Wszystko więc niby jest w porządku, ale niepokoją mnie warunki, w jakich kociaki mają bytować do wiosny. Pomieszczenie, w którym przebywają, ma podobno ok. 12 m2 (od biedy chyba ujdzie, chociaż 4 młode koty...), gorzej, że jest ono bez okna i koty już ponad miesiąc siedzą non-stop w sztucznym oświetleniu. Nie wiedzą, czy jest dzień, czy noc. Znajomy mówi, że zrobił im tam jakąś budkę czy parawanik, ale to chyba niewiele zmienia.
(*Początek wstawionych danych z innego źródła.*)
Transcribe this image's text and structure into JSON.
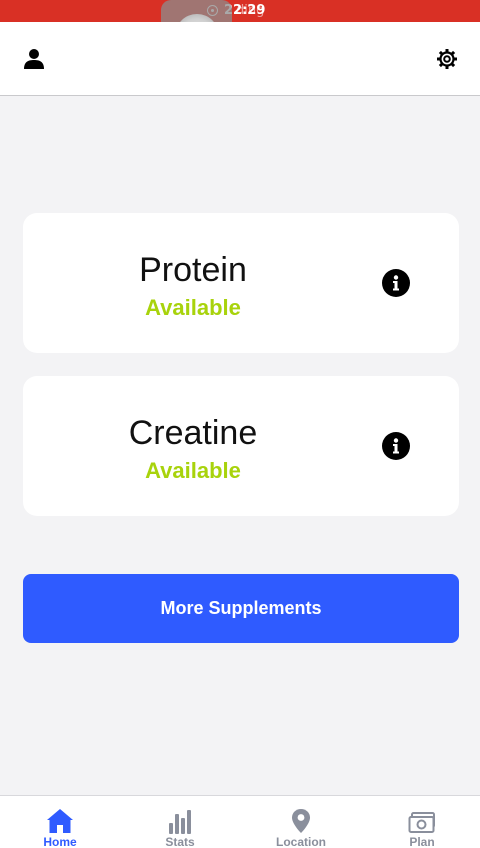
{
  "status_bar": {
    "time": "22:29",
    "recording_text": "ding"
  },
  "header": {
    "left_icon": "person-icon",
    "right_icon": "gear-icon"
  },
  "cards": [
    {
      "name": "Protein",
      "status": "Available",
      "info_icon": "info-icon"
    },
    {
      "name": "Creatine",
      "status": "Available",
      "info_icon": "info-icon"
    }
  ],
  "more_button": {
    "label": "More Supplements"
  },
  "bottom_nav": {
    "items": [
      {
        "label": "Home",
        "icon": "home-icon",
        "active": true
      },
      {
        "label": "Stats",
        "icon": "bar-chart-icon",
        "active": false
      },
      {
        "label": "Location",
        "icon": "map-pin-icon",
        "active": false
      },
      {
        "label": "Plan",
        "icon": "money-icon",
        "active": false
      }
    ]
  },
  "colors": {
    "status_bar": "#d93025",
    "accent": "#2f5bff",
    "available": "#a8d30c",
    "inactive_nav": "#8a8f9c"
  }
}
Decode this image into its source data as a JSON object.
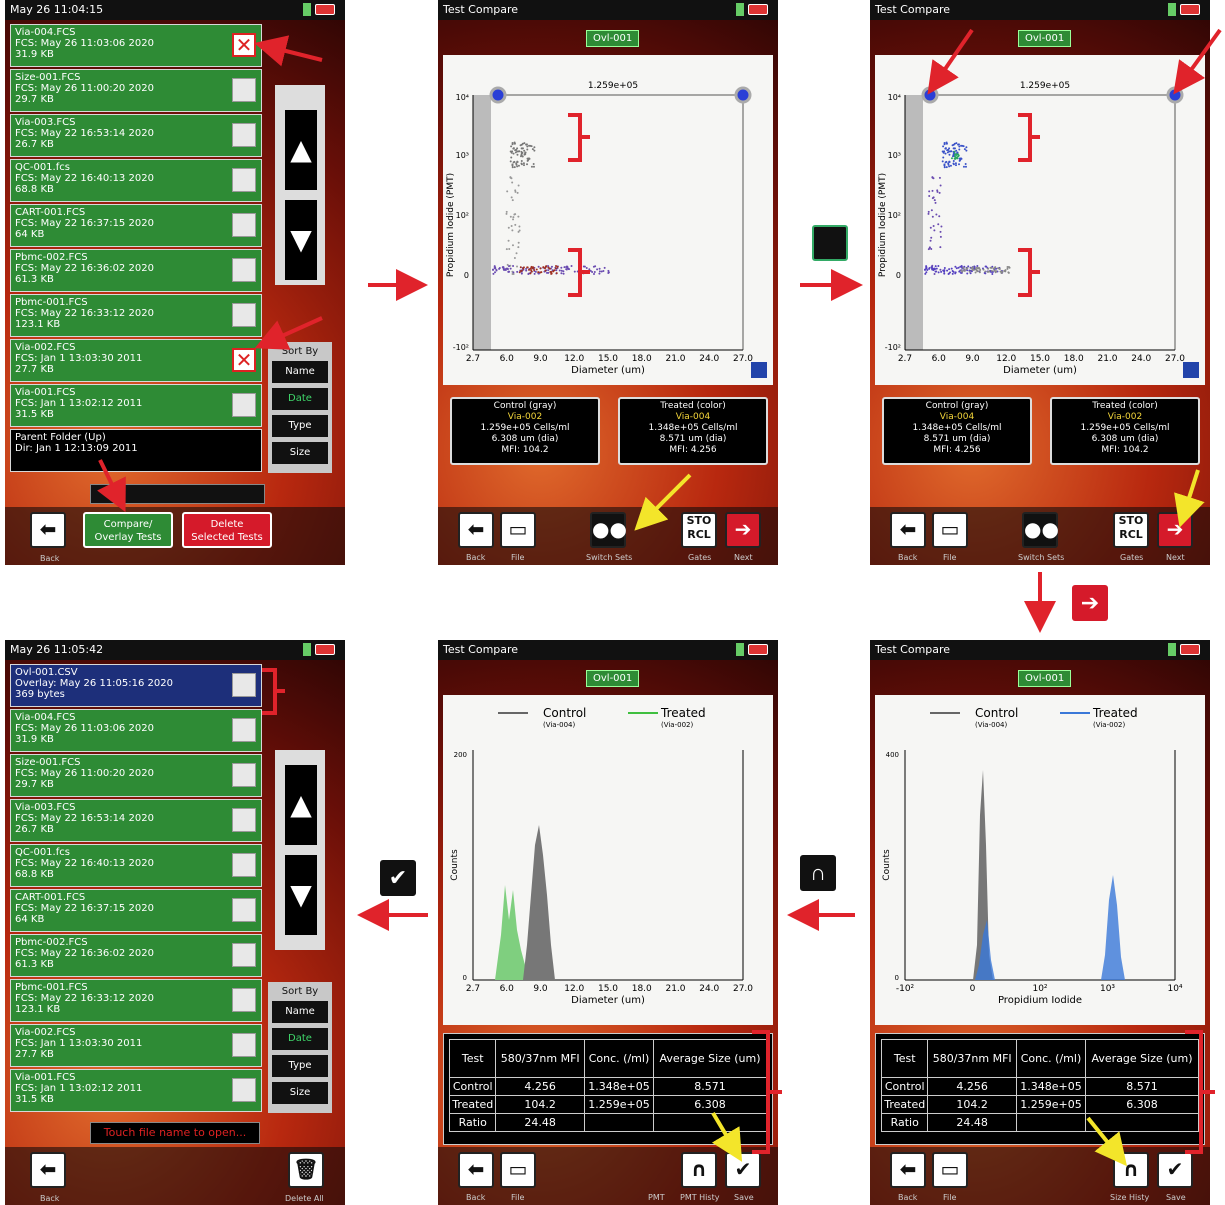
{
  "screenA": {
    "time": "May 26 11:04:15",
    "files": [
      {
        "name": "Via-004.FCS",
        "info": "FCS: May 26 11:03:06 2020",
        "size": "31.9 KB",
        "checked": true
      },
      {
        "name": "Size-001.FCS",
        "info": "FCS: May 26 11:00:20 2020",
        "size": "29.7 KB",
        "checked": false
      },
      {
        "name": "Via-003.FCS",
        "info": "FCS: May 22 16:53:14 2020",
        "size": "26.7 KB",
        "checked": false
      },
      {
        "name": "QC-001.fcs",
        "info": "FCS: May 22 16:40:13 2020",
        "size": "68.8 KB",
        "checked": false
      },
      {
        "name": "CART-001.FCS",
        "info": "FCS: May 22 16:37:15 2020",
        "size": "64 KB",
        "checked": false
      },
      {
        "name": "Pbmc-002.FCS",
        "info": "FCS: May 22 16:36:02 2020",
        "size": "61.3 KB",
        "checked": false
      },
      {
        "name": "Pbmc-001.FCS",
        "info": "FCS: May 22 16:33:12 2020",
        "size": "123.1 KB",
        "checked": false
      },
      {
        "name": "Via-002.FCS",
        "info": "FCS: Jan  1 13:03:30 2011",
        "size": "27.7 KB",
        "checked": true
      },
      {
        "name": "Via-001.FCS",
        "info": "FCS: Jan  1 13:02:12 2011",
        "size": "31.5 KB",
        "checked": false
      }
    ],
    "parent_title": "Parent Folder (Up)",
    "parent_dir": "Dir: Jan  1 12:13:09 2011",
    "sort_label": "Sort By",
    "sort_options": [
      "Name",
      "Date",
      "Type",
      "Size"
    ],
    "back_label": "Back",
    "compare_label_1": "Compare/",
    "compare_label_2": "Overlay Tests",
    "delete_label_1": "Delete",
    "delete_label_2": "Selected Tests"
  },
  "screenB": {
    "title": "Test Compare",
    "tag": "Ovl-001",
    "gate_value": "1.259e+05",
    "x_ticks": [
      "2.7",
      "6.0",
      "9.0",
      "12.0",
      "15.0",
      "18.0",
      "21.0",
      "24.0",
      "27.0"
    ],
    "xlabel": "Diameter (um)",
    "ylabel": "Propidium Iodide (PMT)",
    "y_ticks": [
      "10⁴",
      "10³",
      "10²",
      "0",
      "-10²"
    ],
    "control": {
      "title": "Control (gray)",
      "name": "Via-002",
      "conc": "1.259e+05 Cells/ml",
      "dia": "6.308 um (dia)",
      "mfi": "MFI: 104.2"
    },
    "treated": {
      "title": "Treated (color)",
      "name": "Via-004",
      "conc": "1.348e+05 Cells/ml",
      "dia": "8.571 um (dia)",
      "mfi": "MFI: 4.256"
    },
    "labels": {
      "back": "Back",
      "file": "File",
      "switch": "Switch Sets",
      "gates": "Gates",
      "next": "Next",
      "sto": "STO",
      "rcl": "RCL"
    }
  },
  "screenC": {
    "title": "Test Compare",
    "tag": "Ovl-001",
    "gate_value": "1.259e+05",
    "control": {
      "title": "Control (gray)",
      "name": "Via-004",
      "conc": "1.348e+05 Cells/ml",
      "dia": "8.571 um (dia)",
      "mfi": "MFI: 4.256"
    },
    "treated": {
      "title": "Treated (color)",
      "name": "Via-002",
      "conc": "1.259e+05 Cells/ml",
      "dia": "6.308 um (dia)",
      "mfi": "MFI: 104.2"
    }
  },
  "screenD": {
    "time": "May 26 11:05:42",
    "files": [
      {
        "name": "Ovl-001.CSV",
        "info": "Overlay: May 26 11:05:16 2020",
        "size": "369 bytes",
        "sel": true
      },
      {
        "name": "Via-004.FCS",
        "info": "FCS: May 26 11:03:06 2020",
        "size": "31.9 KB"
      },
      {
        "name": "Size-001.FCS",
        "info": "FCS: May 26 11:00:20 2020",
        "size": "29.7 KB"
      },
      {
        "name": "Via-003.FCS",
        "info": "FCS: May 22 16:53:14 2020",
        "size": "26.7 KB"
      },
      {
        "name": "QC-001.fcs",
        "info": "FCS: May 22 16:40:13 2020",
        "size": "68.8 KB"
      },
      {
        "name": "CART-001.FCS",
        "info": "FCS: May 22 16:37:15 2020",
        "size": "64 KB"
      },
      {
        "name": "Pbmc-002.FCS",
        "info": "FCS: May 22 16:36:02 2020",
        "size": "61.3 KB"
      },
      {
        "name": "Pbmc-001.FCS",
        "info": "FCS: May 22 16:33:12 2020",
        "size": "123.1 KB"
      },
      {
        "name": "Via-002.FCS",
        "info": "FCS: Jan  1 13:03:30 2011",
        "size": "27.7 KB"
      },
      {
        "name": "Via-001.FCS",
        "info": "FCS: Jan  1 13:02:12 2011",
        "size": "31.5 KB"
      }
    ],
    "touch_hint": "Touch file name to open...",
    "back_label": "Back",
    "delete_all_label": "Delete All"
  },
  "screenE": {
    "title": "Test Compare",
    "tag": "Ovl-001",
    "legend_control": "Control",
    "legend_control_sub": "(Via-004)",
    "legend_treated": "Treated",
    "legend_treated_sub": "(Via-002)",
    "ylabel": "Counts",
    "ymax": "200",
    "ymin": "0",
    "xlabel": "Diameter (um)",
    "x_ticks": [
      "2.7",
      "6.0",
      "9.0",
      "12.0",
      "15.0",
      "18.0",
      "21.0",
      "24.0",
      "27.0"
    ],
    "labels": {
      "back": "Back",
      "file": "File",
      "pmt": "PMT",
      "pmt_histy": "PMT Histy",
      "save": "Save"
    }
  },
  "screenF": {
    "title": "Test Compare",
    "tag": "Ovl-001",
    "legend_control": "Control",
    "legend_control_sub": "(Via-004)",
    "legend_treated": "Treated",
    "legend_treated_sub": "(Via-002)",
    "ylabel": "Counts",
    "ymax": "400",
    "ymin": "0",
    "xlabel": "Propidium Iodide",
    "x_ticks": [
      "-10²",
      "0",
      "10²",
      "10³",
      "10⁴"
    ],
    "labels": {
      "back": "Back",
      "file": "File",
      "size_histy": "Size Histy",
      "save": "Save"
    }
  },
  "table": {
    "headers": [
      "Test",
      "580/37nm MFI",
      "Conc. (/ml)",
      "Average Size (um)"
    ],
    "rows": [
      [
        "Control",
        "4.256",
        "1.348e+05",
        "8.571"
      ],
      [
        "Treated",
        "104.2",
        "1.259e+05",
        "6.308"
      ],
      [
        "Ratio",
        "24.48",
        "",
        ""
      ]
    ]
  },
  "colors": {
    "accent_red": "#e0232b",
    "highlight_yellow": "#f3e52a",
    "green_file": "#2e8b35",
    "blue_selected": "#1d2f7a"
  }
}
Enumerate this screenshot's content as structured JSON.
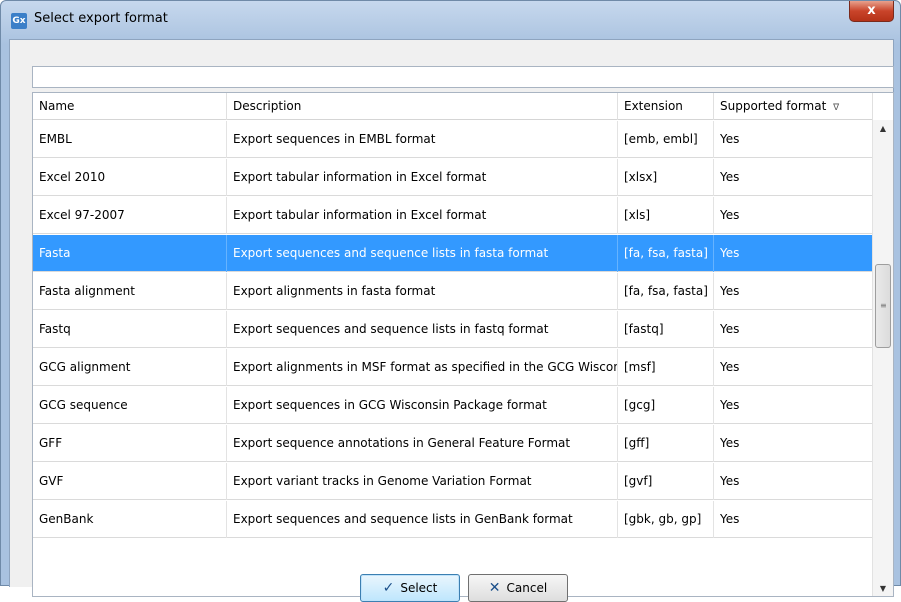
{
  "window": {
    "title": "Select export format",
    "app_icon_label": "Gx",
    "close_label": "x"
  },
  "filter": {
    "value": "",
    "placeholder": ""
  },
  "table": {
    "columns": [
      "Name",
      "Description",
      "Extension",
      "Supported format"
    ],
    "rows": [
      {
        "name": "EMBL",
        "description": "Export sequences in EMBL format",
        "extension": "[emb, embl]",
        "supported": "Yes"
      },
      {
        "name": "Excel 2010",
        "description": "Export tabular information in Excel format",
        "extension": "[xlsx]",
        "supported": "Yes"
      },
      {
        "name": "Excel 97-2007",
        "description": "Export tabular information in Excel format",
        "extension": "[xls]",
        "supported": "Yes"
      },
      {
        "name": "Fasta",
        "description": "Export sequences and sequence lists in fasta format",
        "extension": "[fa, fsa, fasta]",
        "supported": "Yes",
        "selected": true
      },
      {
        "name": "Fasta alignment",
        "description": "Export alignments in fasta format",
        "extension": "[fa, fsa, fasta]",
        "supported": "Yes"
      },
      {
        "name": "Fastq",
        "description": "Export sequences and sequence lists in fastq format",
        "extension": "[fastq]",
        "supported": "Yes"
      },
      {
        "name": "GCG alignment",
        "description": "Export alignments in MSF format as specified in the GCG Wiscon...",
        "extension": "[msf]",
        "supported": "Yes"
      },
      {
        "name": "GCG sequence",
        "description": "Export sequences in GCG Wisconsin Package format",
        "extension": "[gcg]",
        "supported": "Yes"
      },
      {
        "name": "GFF",
        "description": "Export sequence annotations in General Feature Format",
        "extension": "[gff]",
        "supported": "Yes"
      },
      {
        "name": "GVF",
        "description": "Export variant tracks in Genome Variation Format",
        "extension": "[gvf]",
        "supported": "Yes"
      },
      {
        "name": "GenBank",
        "description": "Export sequences and sequence lists in GenBank format",
        "extension": "[gbk, gb, gp]",
        "supported": "Yes"
      }
    ],
    "selected_color": "#3399ff"
  },
  "buttons": {
    "select_label": "Select",
    "cancel_label": "Cancel"
  },
  "icons": {
    "check": "check-icon",
    "cancel": "x-icon",
    "sort": "sort-descending-icon"
  }
}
Tymczasem przygotowałam swoją piwnicę, która jest o wiele większa (ok. 20 m2), ma kilka solidnych regałów do biegania, ale przede wszystkim - niewielkie co prawda, ale jednak OKNO NA ŚWIAT! Koty mogłyby w niej siedzieć do sterylki (i po niej przecież też gdzieś muszą przez chwilę). Pokazałam znajomemu tę piwnicę, zaoferowałam mu drugi do niej klucz, zgodził się ze mną, że tu kotom będzie lepiej i że trzeba je przenieść, ale... jeszcze nie wie, dokładnie, kiedy - może pod koniec miesiąca, może w lutym...
Tymczasem ja nie jestem taka pewna, czy kotom dalsze przebywanie u niego po prostu nie zaszkodzi. Szukam więc przekonujących argumentów dla mojego znajomego (który przecież te koty ocalił) albo... dla mnie, bo może martwię się niepotrzebnie.
Będą wdzięczna za wszelkie informacje i rady.